Review: This single-centre longitudinal case series looked to assess the three-year effectiveness and safety profile of iStent Inject second-generation trabecular microbypass stent implantation with concomitant cataract surgery in eyes with glaucoma.


A total of 124 eyes with different glaucoma subtypes and severities were included. At three years mean intraocular pressure (IOP) was reduced by 22% (P<0.001) (16.9 mmHg to 13.17mmHg). The mean number of medications was reduced by 51% (P<0.001) postoperatively (2.38 to 1.16 medications). 76% of eyes eliminating ≥1 medication and 37% of eyes eliminating ≥2 medications. At three years, 96% of eyes achieved IOP ≤18mmHg (vs. 69% preoperatively), 80% of eyes achieved IOP ≤15mmHg (vs 40% preoperatively), and 42% of eyes achieved IOP ≤12mmHg (vs. 7% preoperatively). Post-phacoemulsification cup-to-disc ratio, visual field (VF) mean deviation, and RNFL and GCIPL thickness remained stable.

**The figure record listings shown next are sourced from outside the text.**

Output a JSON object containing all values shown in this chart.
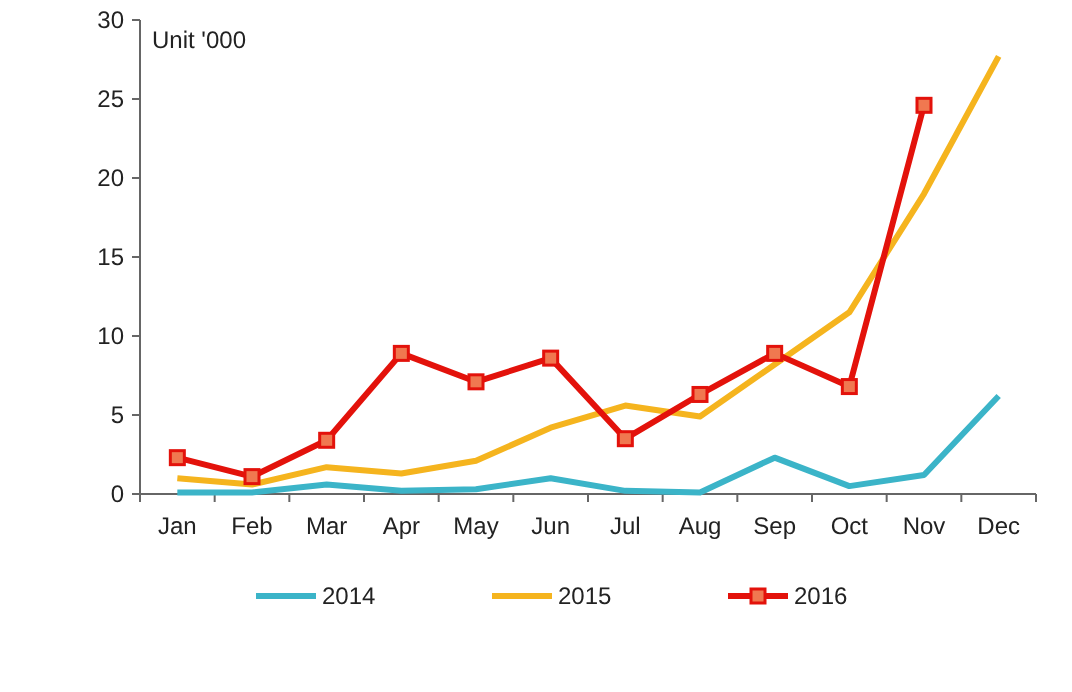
{
  "chart_data": {
    "type": "line",
    "ylabel": "Unit '000",
    "categories": [
      "Jan",
      "Feb",
      "Mar",
      "Apr",
      "May",
      "Jun",
      "Jul",
      "Aug",
      "Sep",
      "Oct",
      "Nov",
      "Dec"
    ],
    "ylim": [
      0,
      30
    ],
    "yticks": [
      0,
      5,
      10,
      15,
      20,
      25,
      30
    ],
    "grid": false,
    "legend": "bottom",
    "series": [
      {
        "name": "2014",
        "color": "#3bb4c8",
        "marker": "none",
        "values": [
          0.1,
          0.1,
          0.6,
          0.2,
          0.3,
          1.0,
          0.2,
          0.1,
          2.3,
          0.5,
          1.2,
          6.2
        ]
      },
      {
        "name": "2015",
        "color": "#f5b41e",
        "marker": "none",
        "values": [
          1.0,
          0.6,
          1.7,
          1.3,
          2.1,
          4.2,
          5.6,
          4.9,
          8.2,
          11.5,
          19,
          27.7
        ]
      },
      {
        "name": "2016",
        "color": "#e3120b",
        "marker": "square",
        "values": [
          2.3,
          1.1,
          3.4,
          8.9,
          7.1,
          8.6,
          3.5,
          6.3,
          8.9,
          6.8,
          24.6,
          null
        ]
      }
    ]
  }
}
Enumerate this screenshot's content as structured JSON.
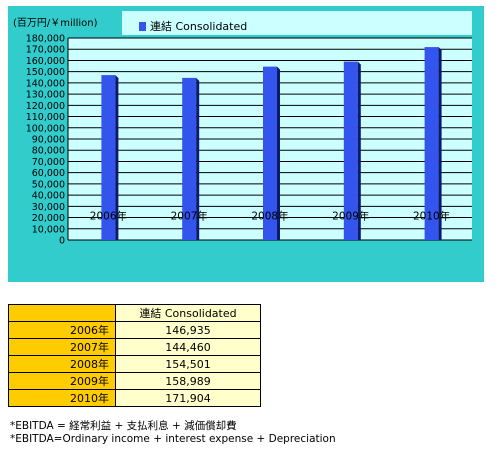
{
  "chart_data": {
    "type": "bar",
    "unit_label": "(百万円/￥million)",
    "categories": [
      "2006年",
      "2007年",
      "2008年",
      "2009年",
      "2010年"
    ],
    "series": [
      {
        "name": "連結 Consolidated",
        "values": [
          146935,
          144460,
          154501,
          158989,
          171904
        ]
      }
    ],
    "ylim": [
      0,
      180000
    ],
    "yticks": [
      "180,000",
      "170,000",
      "160,000",
      "150,000",
      "140,000",
      "130,000",
      "120,000",
      "110,000",
      "100,000",
      "90,000",
      "80,000",
      "70,000",
      "60,000",
      "50,000",
      "40,000",
      "30,000",
      "20,000",
      "10,000",
      "0"
    ],
    "grid": true,
    "legend_position": "top",
    "colors": {
      "bar": "#3355ee",
      "bar_side": "#0b1a6a",
      "plot_bg": "#ccffff",
      "panel_bg": "#33cccc",
      "grid": "#000000"
    }
  },
  "table": {
    "header": "連結 Consolidated",
    "rows": [
      {
        "year": "2006年",
        "value": "146,935"
      },
      {
        "year": "2007年",
        "value": "144,460"
      },
      {
        "year": "2008年",
        "value": "154,501"
      },
      {
        "year": "2009年",
        "value": "158,989"
      },
      {
        "year": "2010年",
        "value": "171,904"
      }
    ]
  },
  "notes": [
    "*EBITDA = 経常利益 + 支払利息 + 減価償却費",
    "*EBITDA=Ordinary income + interest expense + Depreciation"
  ]
}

Comment: This study demonstrated a sustained and significant IOP and medication reduction, with a good safety profile observed over three years across all glaucoma subtypes and severities. MIGS procedures, from inception, offered the appeal of having a good benefit-risk profile when compared to more traditional filtration surgery.


Patient selection is extremely important when considering MIGS devices. The authors explain that the i-stent is suited to patients whose disease does not necessitate a dramatic IOP reduction. This study suggests, that in the appropriate patients, iStent Inject could be a durable, consistent and safe minimally invasive surgical intervention to consider in the arsenal of the glaucoma surgeon.

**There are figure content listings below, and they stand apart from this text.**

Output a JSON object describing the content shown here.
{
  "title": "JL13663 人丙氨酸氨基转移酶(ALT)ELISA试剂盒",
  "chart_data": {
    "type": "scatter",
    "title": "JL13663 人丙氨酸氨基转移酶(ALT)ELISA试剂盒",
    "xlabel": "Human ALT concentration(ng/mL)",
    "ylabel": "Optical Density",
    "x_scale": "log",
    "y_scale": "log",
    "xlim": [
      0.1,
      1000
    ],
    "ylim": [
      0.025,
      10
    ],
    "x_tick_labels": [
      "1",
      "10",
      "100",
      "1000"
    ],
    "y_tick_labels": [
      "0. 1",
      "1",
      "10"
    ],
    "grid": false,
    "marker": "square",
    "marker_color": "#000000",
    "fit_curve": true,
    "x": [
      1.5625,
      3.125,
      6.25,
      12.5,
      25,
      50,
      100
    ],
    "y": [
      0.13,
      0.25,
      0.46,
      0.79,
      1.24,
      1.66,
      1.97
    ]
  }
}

Glaucoma-related central VF deterioration after vitrectomy for epiretinal membrane: topographic characteristics and risk factors.

Tsuchiya S et al

Eye 2021; 35:919–928


Review: This study sought to identify risk factors for glaucoma-related central VF deterioration after vitrectomy with internal limiting membrane (ILM) peel for epiretinal membrane (ERM).


The eyes of 33 patients with and without glaucoma who underwent vitrectomy with ILM peel for ERM were analysed and Humphrey 10–2 VFs and ganglion cell complex (GCC) thickness were measured at baseline, three, six and 12 months postoperatively. VF mean deviation significantly deteriorated postoperatively only in the eyes with glaucoma (P<0.001). Older age, longer axial length, pre-operative worse mean deviation (ie. worse glaucoma) and thinner GCC were all found to be significant risk factors for postoperative deterioration. Sector-wise analysis revealed that total deviation in the superior/inferior outer arcuate sectors significantly deteriorated only in the glaucoma group. Pre-operative worse total deviation and thinner GCC were significant risk factors for deterioration in the superior outer-arcuate sector.


Comments: Previous studies have introduced the concept that PPV may cause VF loss and PPV with ILM peel for ERM may result in VF deterioration in patients with coexisting glaucoma. This study goes onto add that the central VF within 10⁰, especially in the outer-arcuate sectors, deteriorated post procedure in eyes with glaucoma, while it remained stable in eyes without glaucoma. It also identified that worse VF and thinner ganglion cell complex were predictors of postoperative central VF worsening. The results of this study suggest that careful consideration needs to be taken when considering management of ERM in patients with pre-exisiting glaucoma and that eyes with advanced glaucoma are at higher risk of postoperative central VF deterioration.


Dr Kaliopy Matheos is a consultant ophthalmologist and subspecialist in glaucoma and cataract at Greenlane Hospital (ADHB) and in private practice at Eye Institute, Auckland.